結婚式や入学式では派手になりすぎないように、付け下げの柄はシンプルにして帯や小物を格式高いものを身につけるとよいでしょう。
お出かけをするに着る
付け下げはお出かけシーンによって合わせ方を変えることができます。
友人と出かける場合には、付け下げはやさしい色合いのものを選ぶのがよいでしょう。
帯には名古屋帯のようなセミフォーマルな帯を選ぶことで品が出るためおすすめです。
そのほか、ショッピングでは、付け下げはおしゃれな柄がデザインされたものを着用して、帯色がシンプルで遊び心を感じさせる帯でも良いでしょう。
付け下げと小紋の違いは?
付け下げと小紋の違いはフォーマルな場に着ていく事ができるか、できないのかというところになります。
小紋は付け下げよりも格が下がる
付け下げは、フォーマルな場にもコーディネート次第では着ていくことが可能です。
小紋は、着物の上下で柄がランダムになり、おしゃれ着や普段着として扱われるのでフォーマルな場に着ていくことは好ましくありません。
そのため、小紋は付け下げよりも格が下がるのです。
使用されている素材が違う
使用される生地でも付け下げは正絹が使用されることが多いなか、小紋はポリエステルやレーヨンが使われている特徴があります。
最近の小紋は化繊の着物として分類されることもあります。
日常的な外出着におすすめな「小紋」
小紋はおしゃれ着として取り扱われる着物であり、お稽古事やショッピングに最適な着物です。
気軽に着れる着物として多くの場面で活躍できます。
デザインや色合いが可愛らしいものもたくさんあるので、帯や小物をこだわることで友人に差をつけることができそうです。
そのため、可愛らしいデザインや柄が特徴の小紋は、格式の高い場所に着ていくのは適さないと考えてください。
まとめ
今回は付け下げについて解説してきました。
付け下げについての調べ始めた方は難しいイメージを持っていたと思いますが、説明を見ていただくと違いはとてもシンプルだったと思います。

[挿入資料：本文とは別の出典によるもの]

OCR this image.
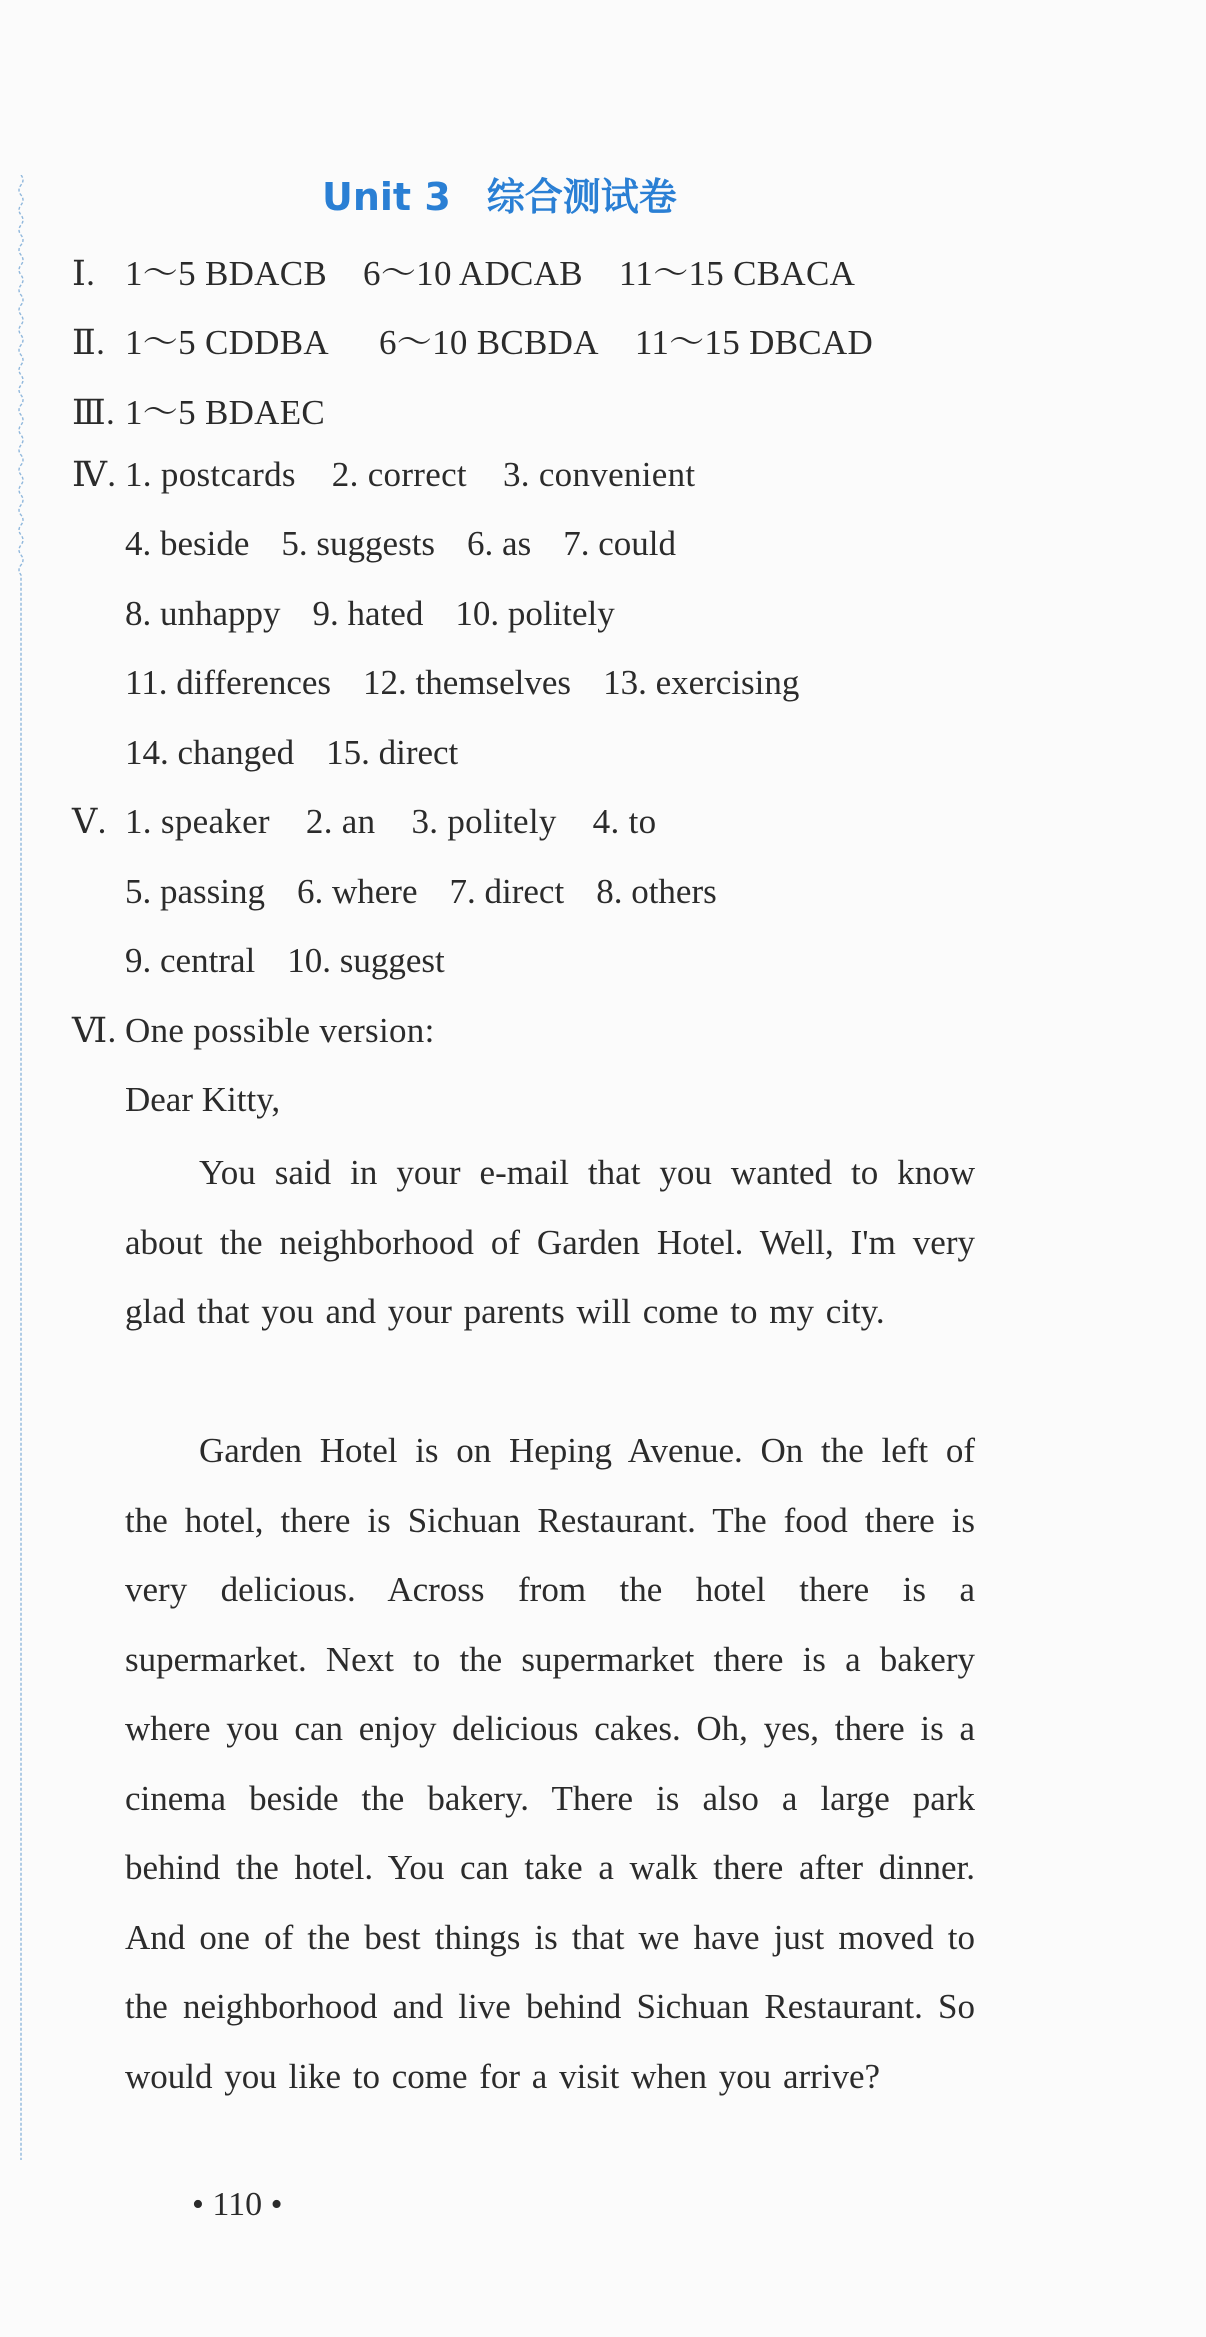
Unit 3 综合测试卷
Ⅰ. 1～5 BDACB 6～10 ADCAB 11～15 CBACA
Ⅱ. 1～5 CDDBA 6～10 BCBDA 11～15 DBCAD
Ⅲ. 1～5 BDAEC
Ⅳ. 1. postcards 2. correct 3. convenient
4. beside 5. suggests 6. as 7. could
8. unhappy 9. hated 10. politely
11. differences 12. themselves 13. exercising
14. changed 15. direct
Ⅴ. 1. speaker 2. an 3. politely 4. to
5. passing 6. where 7. direct 8. others
9. central 10. suggest
Ⅵ. One possible version:
Dear Kitty,
You said in your e-mail that you wanted to know about the neighborhood of Garden Hotel. Well, I'm very glad that you and your parents will come to my city.
Garden Hotel is on Heping Avenue. On the left of the hotel, there is Sichuan Restaurant. The food there is very delicious. Across from the hotel there is a supermarket. Next to the supermarket there is a bakery where you can enjoy delicious cakes. Oh, yes, there is a cinema beside the bakery. There is also a large park behind the hotel. You can take a walk there after dinner. And one of the best things is that we have just moved to the neighborhood and live behind Sichuan Restaurant. So would you like to come for a visit when you arrive?
• 110 •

付け下げはさまざまなシーンで着用が可能であり、とても使い勝手の良い着物という特徴があります。
格式高い場所には訪問着、ショッピングには小紋などと区別してきた方には金額面や便利さ含めおすすめの着物にです。
今回の記事を参考にしていただき付け下げを着用するきっかけとしてください。